Suzanne Dale Estey, left, and Sue Peters, right, are running for the Seattle School Board, District 4, to take Past School Board President Michael DeBell's place.
School Board candidates bring different styles, approach
Winner of District 4 could determine majority
In the Seattle School Board race, the two candidates duking it out in District 4, which outgoing Past School Board President Michael DeBell is leaving vacant, have differences in style and approach that could shift the school board majority one way or another.
That’s how District 4 School Board Candidate Sue Peter frames it.
“What we’re fighting for is the future of the school board and the district and the board majority,” Peters said. “This race is going to decide the board majority.”
Peters says she represents the parents, the teachers and the community, while she claims opponent Suzanne Dale Estey represents businesses and corporate education reform.
Estey would dispute this claim, citing that she has plenty of support from parents and regular community members, too. She also said she doesn’t necessarily reject the support she has from business interests or the multitude of public officials she has been able to line up to endorse her.
Peters and Estey have different backgrounds.
Estey is a government relations and economics consultant. She has two sons, one in second grade and the other in kindergarten. She graduated from Seattle Public Schools and even served as chair of the Inter-High Council, which represented students in an advisory role on the Seattle School Board.
Peters is a Stanford-trained journalist who writes about local and national education issues on the Seattle Education Blog. She is also a volunteer, an education activist who has served on two community task forces and a parent of two children who have been in the Seattle Public Schools system for nine years.
But on the face of things, the two candidates seem to agree on several issues.
They’re both against charter schools.
“I’m opposed to privatizing education,” Peters said. “I believe public education is a public trust, and we need to maintain public oversight over it. And we need to keep all our public funding in public control.”

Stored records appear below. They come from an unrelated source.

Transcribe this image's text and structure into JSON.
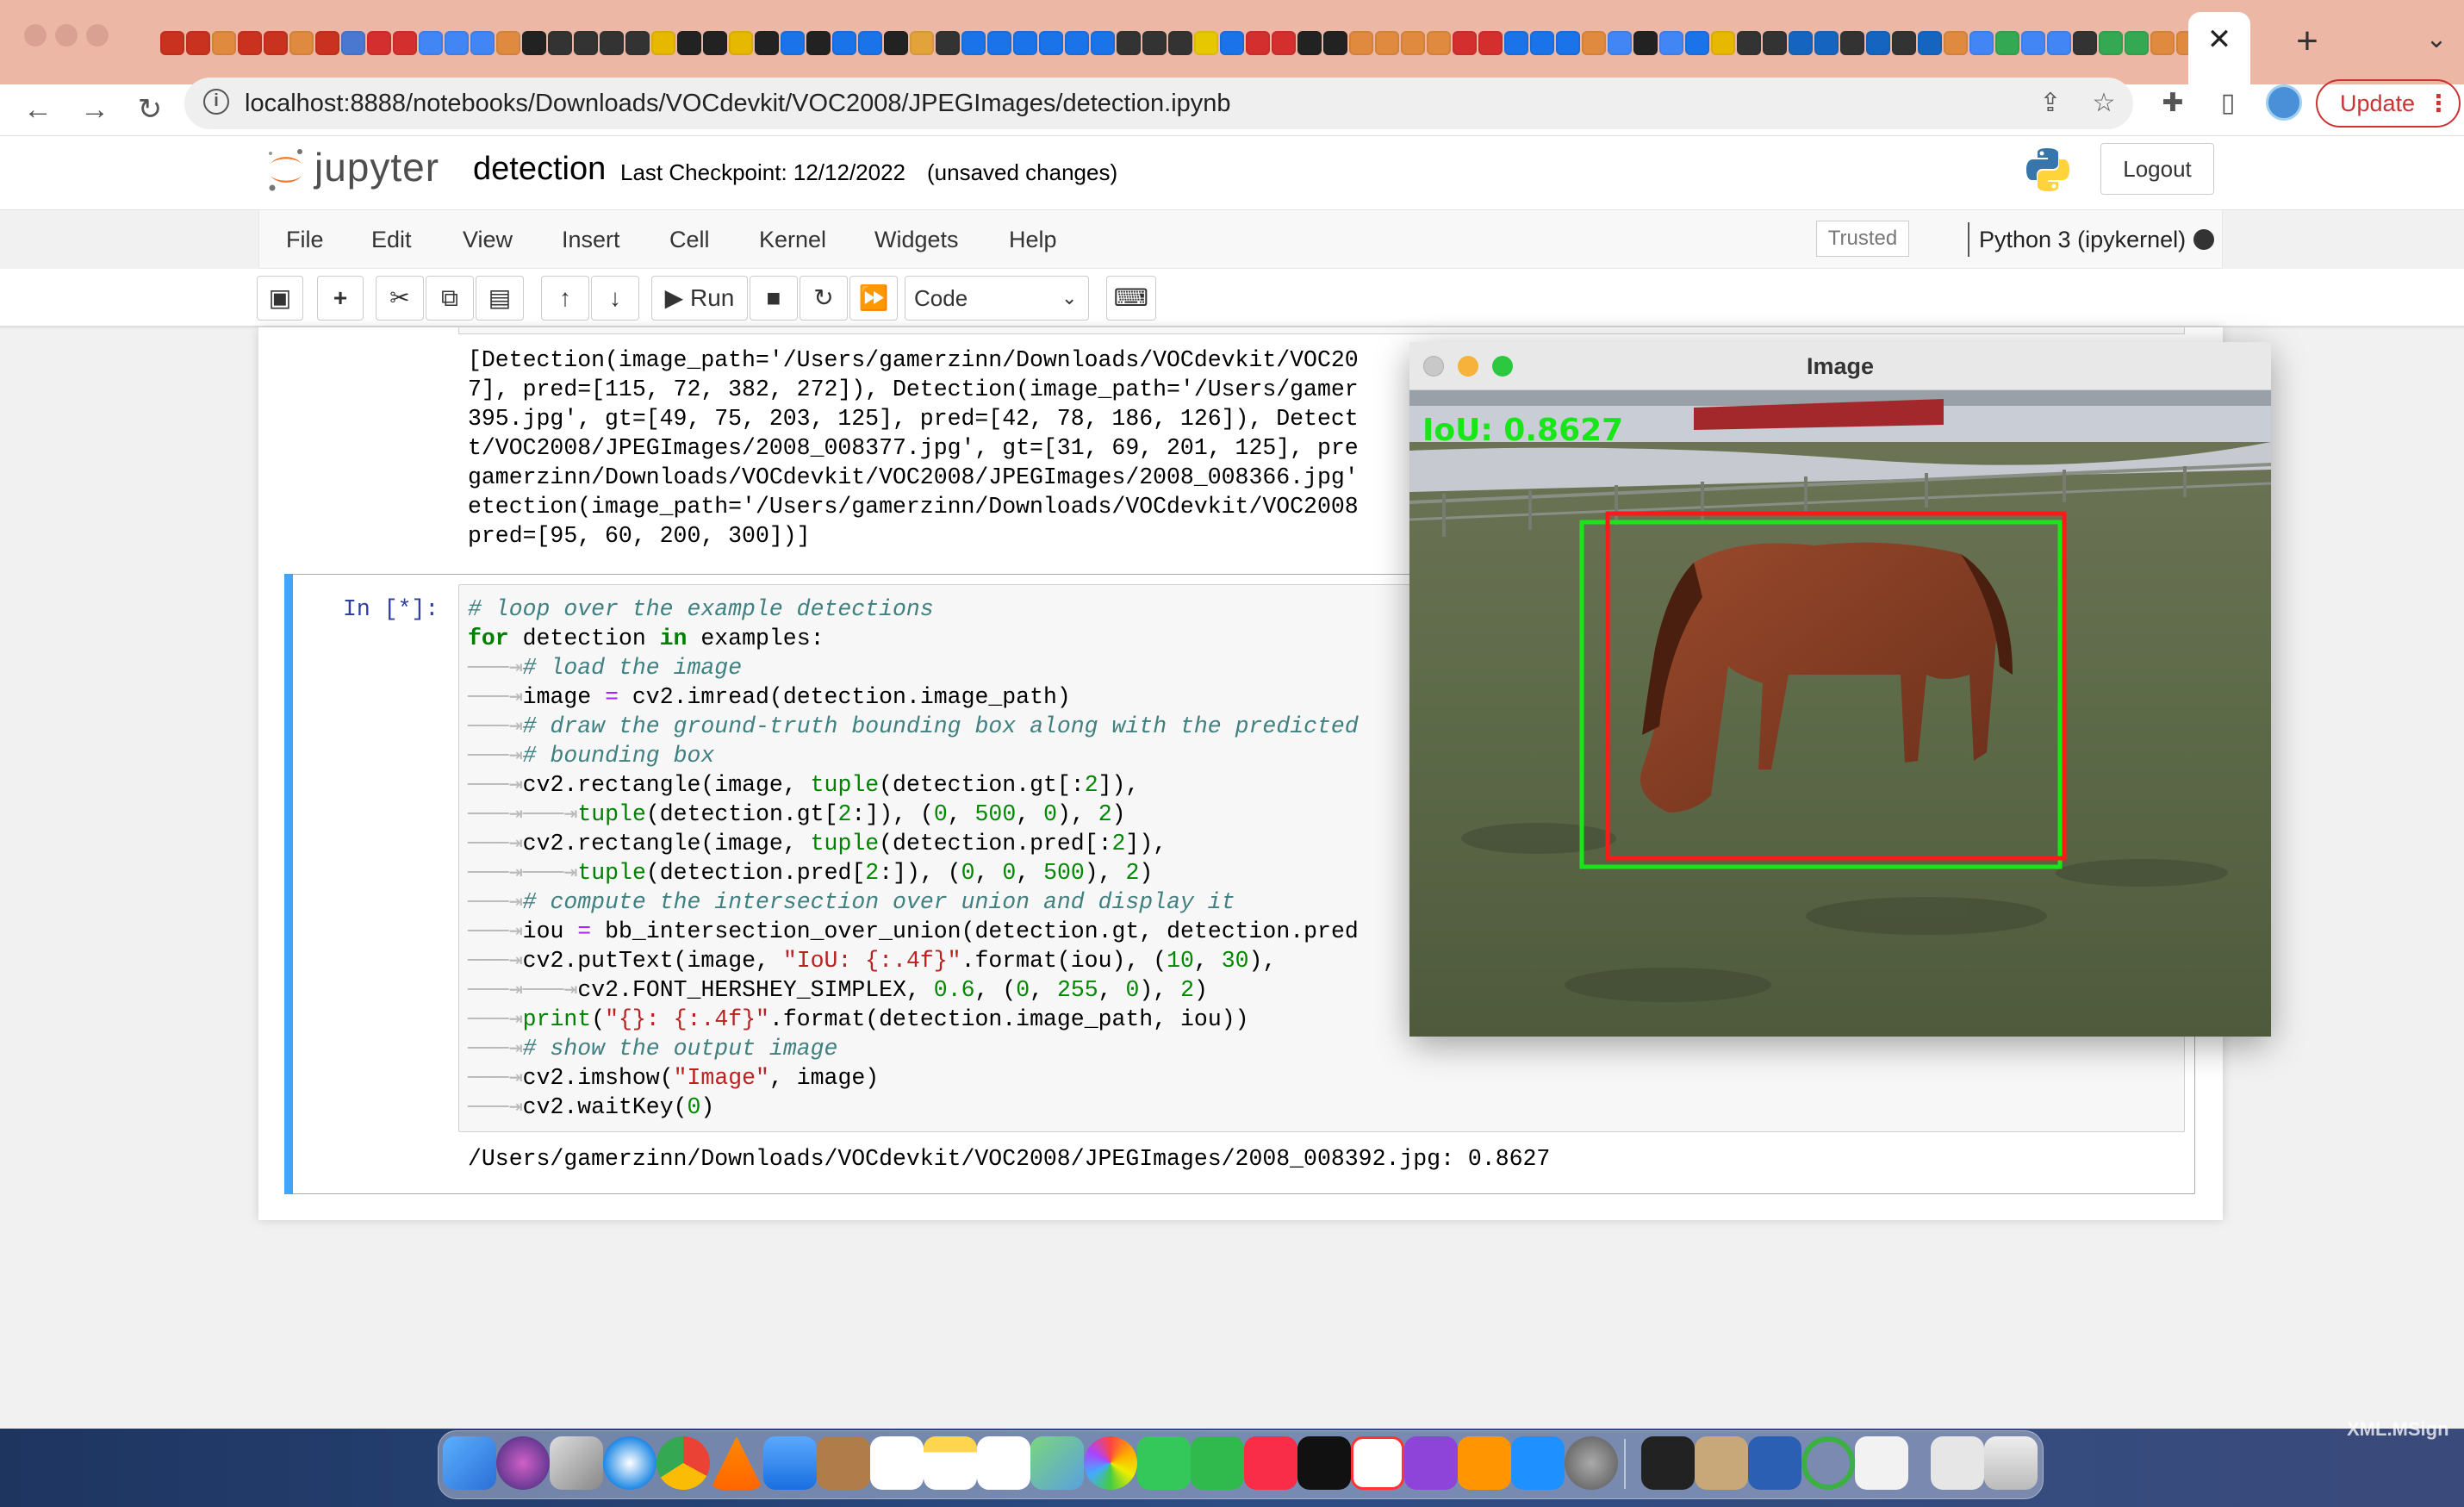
{
  "browser": {
    "url": "localhost:8888/notebooks/Downloads/VOCdevkit/VOC2008/JPEGImages/detection.ipynb",
    "update_label": "Update",
    "favicon_colors": [
      "#c8321e",
      "#c8321e",
      "#e08a40",
      "#c8321e",
      "#c8321e",
      "#e08a40",
      "#c8321e",
      "#4a78d0",
      "#d32f2f",
      "#d32f2f",
      "#4285f4",
      "#4285f4",
      "#4285f4",
      "#e08a40",
      "#222222",
      "#333333",
      "#333333",
      "#333333",
      "#333333",
      "#e6b800",
      "#222222",
      "#222222",
      "#e6b800",
      "#222222",
      "#1a73e8",
      "#222222",
      "#1a73e8",
      "#1a73e8",
      "#222222",
      "#e2a33a",
      "#333333",
      "#1a73e8",
      "#1a73e8",
      "#1a73e8",
      "#1a73e8",
      "#1a73e8",
      "#1a73e8",
      "#333333",
      "#333333",
      "#333333",
      "#e6c800",
      "#1a73e8",
      "#d32f2f",
      "#d32f2f",
      "#222222",
      "#222222",
      "#e08a40",
      "#e08a40",
      "#e08a40",
      "#e08a40",
      "#d32f2f",
      "#d32f2f",
      "#1a73e8",
      "#1a73e8",
      "#1a73e8",
      "#e08a40",
      "#4285f4",
      "#222222",
      "#4285f4",
      "#1a73e8",
      "#e6b800",
      "#333333",
      "#333333",
      "#1565c0",
      "#1565c0",
      "#333333",
      "#1565c0",
      "#333333",
      "#1565c0",
      "#e08a40",
      "#4285f4",
      "#34a853",
      "#4285f4",
      "#4285f4",
      "#333333",
      "#34a853",
      "#34a853",
      "#e08a40",
      "#e08a40",
      "#e08a40"
    ],
    "tab_close_glyph": "✕",
    "new_tab_glyph": "+"
  },
  "jupyter": {
    "logo_text": "jupyter",
    "notebook_title": "detection",
    "checkpoint": "Last Checkpoint: 12/12/2022",
    "unsaved": "(unsaved changes)",
    "logout_label": "Logout",
    "menus": [
      "File",
      "Edit",
      "View",
      "Insert",
      "Cell",
      "Kernel",
      "Widgets",
      "Help"
    ],
    "trusted_label": "Trusted",
    "kernel_name": "Python 3 (ipykernel)",
    "run_label": "Run",
    "cell_type": "Code"
  },
  "previous_output": [
    "[Detection(image_path='/Users/gamerzinn/Downloads/VOCdevkit/VOC20",
    "7], pred=[115, 72, 382, 272]), Detection(image_path='/Users/gamer",
    "395.jpg', gt=[49, 75, 203, 125], pred=[42, 78, 186, 126]), Detect",
    "t/VOC2008/JPEGImages/2008_008377.jpg', gt=[31, 69, 201, 125], pre",
    "gamerzinn/Downloads/VOCdevkit/VOC2008/JPEGImages/2008_008366.jpg'",
    "etection(image_path='/Users/gamerzinn/Downloads/VOCdevkit/VOC2008",
    "pred=[95, 60, 200, 300])]"
  ],
  "cell": {
    "prompt": "In [*]:",
    "stdout": "/Users/gamerzinn/Downloads/VOCdevkit/VOC2008/JPEGImages/2008_008392.jpg: 0.8627"
  },
  "image_window": {
    "title": "Image",
    "overlay_text": "IoU: 0.8627",
    "gt_box_color": "#19e619",
    "pred_box_color": "#ff1a1a"
  },
  "desktop": {
    "corner_text": "XML.MSign"
  }
}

Both question MAP testing.
“I do think assessments are part of (graduate high school with qualifications),” Estey said. “I just don’t think the MAP test is the right tool for both high school and youth and teacher evaluations.’
Both support early learning (“That’s obviously something worth supporting,” Peters said) and both want to encourage and attain more funding for K-12 (“This states funding of K-12 is pathetic,” Estey said).

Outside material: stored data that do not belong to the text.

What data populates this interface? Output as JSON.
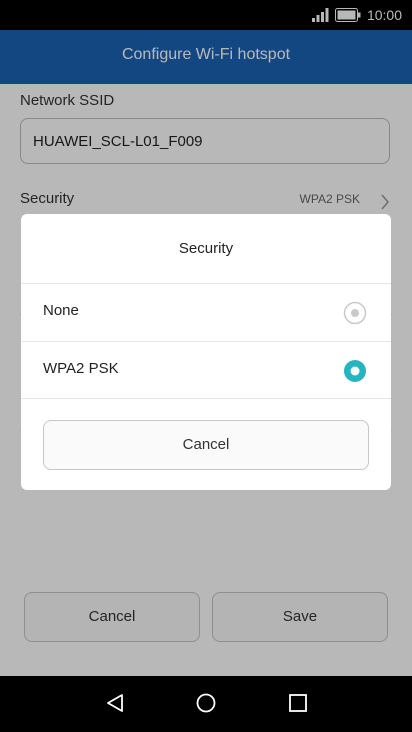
{
  "status_bar": {
    "time": "10:00",
    "icons": [
      "signal-icon",
      "battery-icon"
    ]
  },
  "header": {
    "title": "Configure Wi-Fi hotspot"
  },
  "form": {
    "ssid_label": "Network SSID",
    "ssid_value": "HUAWEI_SCL-L01_F009",
    "security_label": "Security",
    "security_value": "WPA2 PSK"
  },
  "footer": {
    "cancel_label": "Cancel",
    "save_label": "Save"
  },
  "dialog": {
    "title": "Security",
    "options": [
      {
        "label": "None",
        "selected": false
      },
      {
        "label": "WPA2 PSK",
        "selected": true
      }
    ],
    "cancel_label": "Cancel"
  },
  "nav_bar": {
    "icons": [
      "back-icon",
      "home-icon",
      "recents-icon"
    ]
  },
  "colors": {
    "header": "#1b63b5",
    "accent": "#26b5bf"
  }
}
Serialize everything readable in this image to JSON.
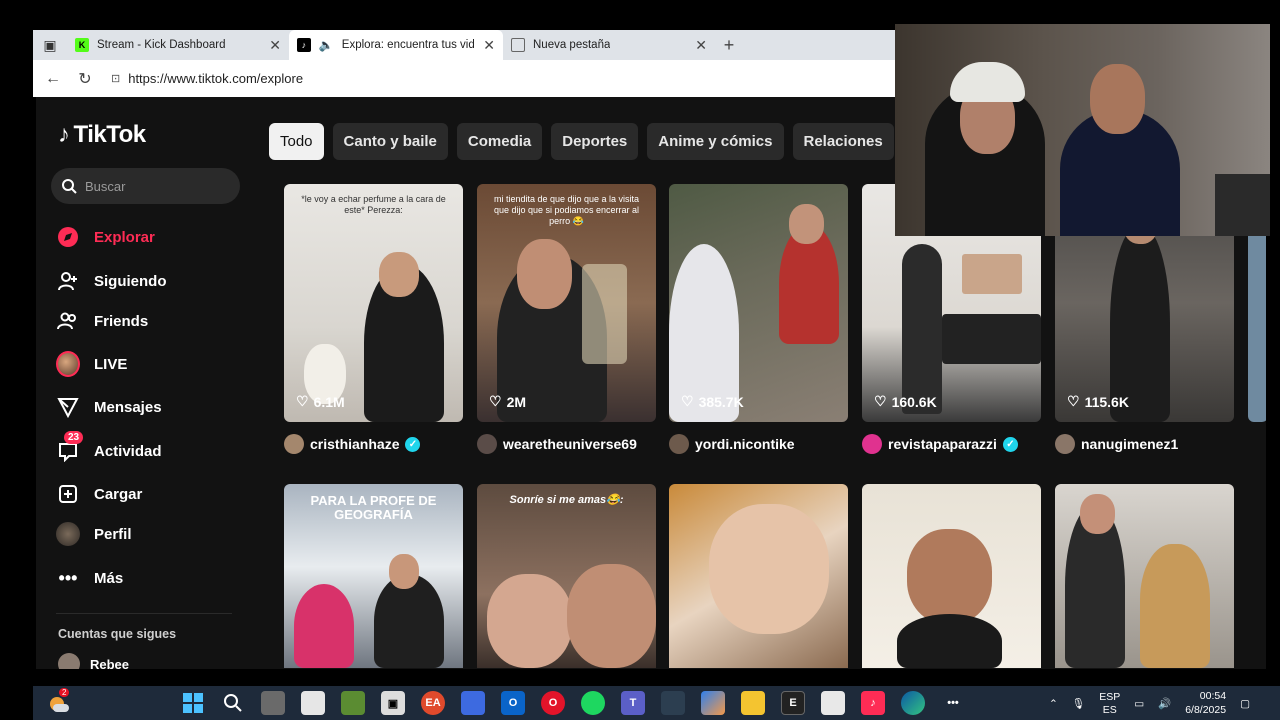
{
  "browser": {
    "tabs": [
      {
        "title": "Stream - Kick Dashboard",
        "favicon": "kick-icon",
        "active": false
      },
      {
        "title": "Explora: encuentra tus videos",
        "favicon": "tiktok-icon",
        "active": true
      },
      {
        "title": "Nueva pestaña",
        "favicon": "newtab-icon",
        "active": false
      }
    ],
    "url": "https://www.tiktok.com/explore"
  },
  "tiktok": {
    "logo": "TikTok",
    "search_placeholder": "Buscar",
    "nav": [
      {
        "label": "Explorar",
        "icon": "compass-icon",
        "active": true
      },
      {
        "label": "Siguiendo",
        "icon": "user-follow-icon"
      },
      {
        "label": "Friends",
        "icon": "friends-icon"
      },
      {
        "label": "LIVE",
        "icon": "live-avatar-icon"
      },
      {
        "label": "Mensajes",
        "icon": "send-icon"
      },
      {
        "label": "Actividad",
        "icon": "inbox-icon",
        "badge": "23"
      },
      {
        "label": "Cargar",
        "icon": "upload-icon"
      },
      {
        "label": "Perfil",
        "icon": "profile-avatar-icon"
      },
      {
        "label": "Más",
        "icon": "more-icon"
      }
    ],
    "following_title": "Cuentas que sigues",
    "following": [
      {
        "name": "Rebee"
      }
    ],
    "chips": [
      {
        "label": "Todo",
        "active": true
      },
      {
        "label": "Canto y baile"
      },
      {
        "label": "Comedia"
      },
      {
        "label": "Deportes"
      },
      {
        "label": "Anime y cómics"
      },
      {
        "label": "Relaciones"
      }
    ],
    "videos_row1": [
      {
        "likes": "6.1M",
        "author": "cristhianhaze",
        "verified": true,
        "caption": "*le voy a echar perfume a la cara de este*\n\nPerezza:"
      },
      {
        "likes": "2M",
        "author": "wearetheuniverse69",
        "verified": false,
        "caption": "mi tiendita de que dijo que a la visita que dijo que si podiamos encerrar al perro 😂"
      },
      {
        "likes": "385.7K",
        "author": "yordi.nicontike",
        "verified": false,
        "caption": ""
      },
      {
        "likes": "160.6K",
        "author": "revistapaparazzi",
        "verified": true,
        "caption": ""
      },
      {
        "likes": "115.6K",
        "author": "nanugimenez1",
        "verified": false,
        "caption": ""
      }
    ],
    "videos_row2": [
      {
        "caption": "PARA LA PROFE DE GEOGRAFÍA"
      },
      {
        "caption": "Sonríe si me amas😂:"
      },
      {
        "caption": ""
      },
      {
        "caption": ""
      },
      {
        "caption": ""
      }
    ]
  },
  "taskbar": {
    "lang_top": "ESP",
    "lang_bottom": "ES",
    "time": "00:54",
    "date": "6/8/2025",
    "weather_badge": "2"
  }
}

One clear-cut difference is that Peters has the endorsement of the four school board candidates that Estey claims have caused the board to become dysfunctional: Marty McLaren, Betty Patu, Sharon Peaslee and Kay Smith-Blum.
According to the Seattle Weekly, a report shows a deep rift between the “old” and “new” guards of the school board, as well as distrust between the board and staff. Micromanaging and bickering were also cited in the report.
However, Peters contends that the school board isn’t quite as contentious as people claim it to be. Rather than the four board members who usually have the blame pinned on them, Peters says that Michael DeBell is the one who always went to the media and agitated the rumors.
“What you have is Michael DeBell going to the Seattle Weekly and badmouthing his colleagues, and I don’t buy that. This idea of a ‘board that has issues’ I think is overstated by people who are interested in misrepresenting the school board,” Peters said. “I am actually proud of the fact that I am endorsed by four of the seven of the school board.”
Nonetheless, Estey believes the report doesn’t lie. She thinks there is clearly something wrong that isn’t being addressed.
“There’s been dysfunction at the school board, and that’s been a driver for me because I got sick of reading about it … they’ve been distracted by personal politics rather than student achievement,” Estey said.
Two mailers totaling $18,500 sent out on Estey’s behalf as an independent expenditure made by “Great Seattle Schools” brought this point home by attacking Peters, painting her as “More of the Same.” To back up this statement, one of the mailers stated Peters had the endorsements of the four “dysfunctional” school board members.
Estey believes she can bring change and use her experience working with the government to bring more money to the schools. Under the McCleary decision, the court ruled that the state was failing to meet its constitutional obligation to fund K-12 edcuation.
“I think one of our challenges spin from just trying to adequately fund our schools.
The pie is not big enough. I would be a very strong advocate for increasing our commitment to increasing education funding,” Estey said.
Peters, meanwhile, is running on the platform that she will represent the people that matter.
“I’m going to represent the people. One of the main reasons I’m running is because I feel our district has been unresponsive to our communities. For the majority they’ve talked in a top-down perspective,” she said.